Despite what the company is trying to do - improve agricultural economics and provide a more bountiful food supply - financing always has been challenging.

"Right after we started the company, 9/11 occurred, so there were a lot of jittery investors in the U.S.," Grant said. "We were able to get our first round of financing from an individual in the UK."

The company raised $500,000 through the Series A round, and later $3.4 million through a Series B investment. It eventually went public on the Alternative Investment Market of the London Stock Exchange in 2004. The stock (AIM:FGN) is trading at about 58 pence.

"We found out that the capital in the UK is a little bit more sophisticated.," Grant said. "They understand environmental stress plant genetics a little bit better."

Although working in the field of genetically modified organisms (GMOs) may cause some investors to backpedal, FuturaGene found that its philosophy of overexpressing plant genes that already are present in plants made the company more eco-friendly and enabled it to conduct an initial public offering with more ease than other agbiotech companies.

"It's not easy here" in the U.S., Grant said, to find financing. "It's not easy by any stretch of the imagination, even in London. But I think what we have is we're targeting a problem that has been persistent for a long period of time."

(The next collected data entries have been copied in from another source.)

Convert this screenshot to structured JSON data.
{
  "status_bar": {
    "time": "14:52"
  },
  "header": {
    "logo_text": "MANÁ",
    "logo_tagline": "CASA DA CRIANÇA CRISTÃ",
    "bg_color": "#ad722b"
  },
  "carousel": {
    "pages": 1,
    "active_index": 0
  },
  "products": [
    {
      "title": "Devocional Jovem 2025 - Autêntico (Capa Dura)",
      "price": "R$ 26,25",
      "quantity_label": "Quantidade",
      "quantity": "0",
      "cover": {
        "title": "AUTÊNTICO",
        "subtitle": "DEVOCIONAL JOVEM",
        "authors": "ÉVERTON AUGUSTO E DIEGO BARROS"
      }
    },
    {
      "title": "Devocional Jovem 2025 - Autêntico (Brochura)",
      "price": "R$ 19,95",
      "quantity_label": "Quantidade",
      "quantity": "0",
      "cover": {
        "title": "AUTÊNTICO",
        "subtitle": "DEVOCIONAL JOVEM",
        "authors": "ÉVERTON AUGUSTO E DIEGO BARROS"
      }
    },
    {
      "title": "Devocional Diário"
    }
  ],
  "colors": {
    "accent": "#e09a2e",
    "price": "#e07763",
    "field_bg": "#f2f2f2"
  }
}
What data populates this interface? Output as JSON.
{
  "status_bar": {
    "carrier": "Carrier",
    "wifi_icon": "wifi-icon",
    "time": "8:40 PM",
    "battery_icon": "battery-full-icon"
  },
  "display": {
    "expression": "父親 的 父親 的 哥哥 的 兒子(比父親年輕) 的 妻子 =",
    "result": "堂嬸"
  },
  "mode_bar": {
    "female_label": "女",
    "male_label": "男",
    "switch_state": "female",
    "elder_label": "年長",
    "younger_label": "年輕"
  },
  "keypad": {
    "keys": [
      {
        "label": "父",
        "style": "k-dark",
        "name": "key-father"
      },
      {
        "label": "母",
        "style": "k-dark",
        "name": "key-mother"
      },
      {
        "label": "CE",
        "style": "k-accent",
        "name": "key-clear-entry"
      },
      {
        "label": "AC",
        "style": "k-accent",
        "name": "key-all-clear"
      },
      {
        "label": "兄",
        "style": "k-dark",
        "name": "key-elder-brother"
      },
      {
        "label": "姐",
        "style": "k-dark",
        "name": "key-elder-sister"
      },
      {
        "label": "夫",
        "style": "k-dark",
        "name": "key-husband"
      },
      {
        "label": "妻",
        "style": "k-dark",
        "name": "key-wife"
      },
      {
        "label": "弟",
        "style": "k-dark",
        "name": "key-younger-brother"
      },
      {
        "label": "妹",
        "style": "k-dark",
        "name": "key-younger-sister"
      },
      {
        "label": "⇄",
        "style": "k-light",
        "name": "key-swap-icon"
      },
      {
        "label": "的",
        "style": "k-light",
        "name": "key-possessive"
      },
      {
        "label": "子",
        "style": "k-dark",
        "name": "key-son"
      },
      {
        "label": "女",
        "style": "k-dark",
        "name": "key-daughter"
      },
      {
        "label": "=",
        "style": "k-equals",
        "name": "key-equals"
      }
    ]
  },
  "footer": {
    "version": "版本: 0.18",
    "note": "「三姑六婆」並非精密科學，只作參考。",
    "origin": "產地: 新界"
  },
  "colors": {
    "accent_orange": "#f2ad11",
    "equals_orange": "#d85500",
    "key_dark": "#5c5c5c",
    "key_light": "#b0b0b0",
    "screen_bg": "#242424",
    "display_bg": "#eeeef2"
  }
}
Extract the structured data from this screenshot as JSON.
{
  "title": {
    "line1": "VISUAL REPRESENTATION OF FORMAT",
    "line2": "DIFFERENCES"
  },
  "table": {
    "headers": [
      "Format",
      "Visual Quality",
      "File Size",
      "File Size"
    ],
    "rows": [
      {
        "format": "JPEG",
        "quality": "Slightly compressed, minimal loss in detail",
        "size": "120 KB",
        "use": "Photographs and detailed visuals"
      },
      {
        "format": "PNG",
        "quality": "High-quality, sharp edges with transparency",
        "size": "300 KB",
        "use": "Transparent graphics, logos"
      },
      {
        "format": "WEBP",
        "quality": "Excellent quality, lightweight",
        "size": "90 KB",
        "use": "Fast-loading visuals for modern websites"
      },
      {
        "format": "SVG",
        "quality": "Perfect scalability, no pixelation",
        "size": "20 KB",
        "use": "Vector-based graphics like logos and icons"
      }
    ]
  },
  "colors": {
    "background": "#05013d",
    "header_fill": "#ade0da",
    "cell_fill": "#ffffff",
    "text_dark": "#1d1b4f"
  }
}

The company, which has five full-time employees, conducts most of its work through universities. It was awarded in January a 10-year business license in China, and has set up a subsidiary in Beijing, where it works with the Chinese Agricultural University.

FuturaGene also has funded itself through government grants. In 2004, it won a Small Business Innovation Research award from the USDA, and its application was placed in the top 18 percent of the "must fund" proposals submitted.

"As one of the Nobel laureates put it, in the U.S. and a lot of parts of Europe, people irrigate their land to grow crops," Grant said. "The rest of the world, they really dance for rain. Water is not a sure thing for a huge part of the world, and we hope to make an impact."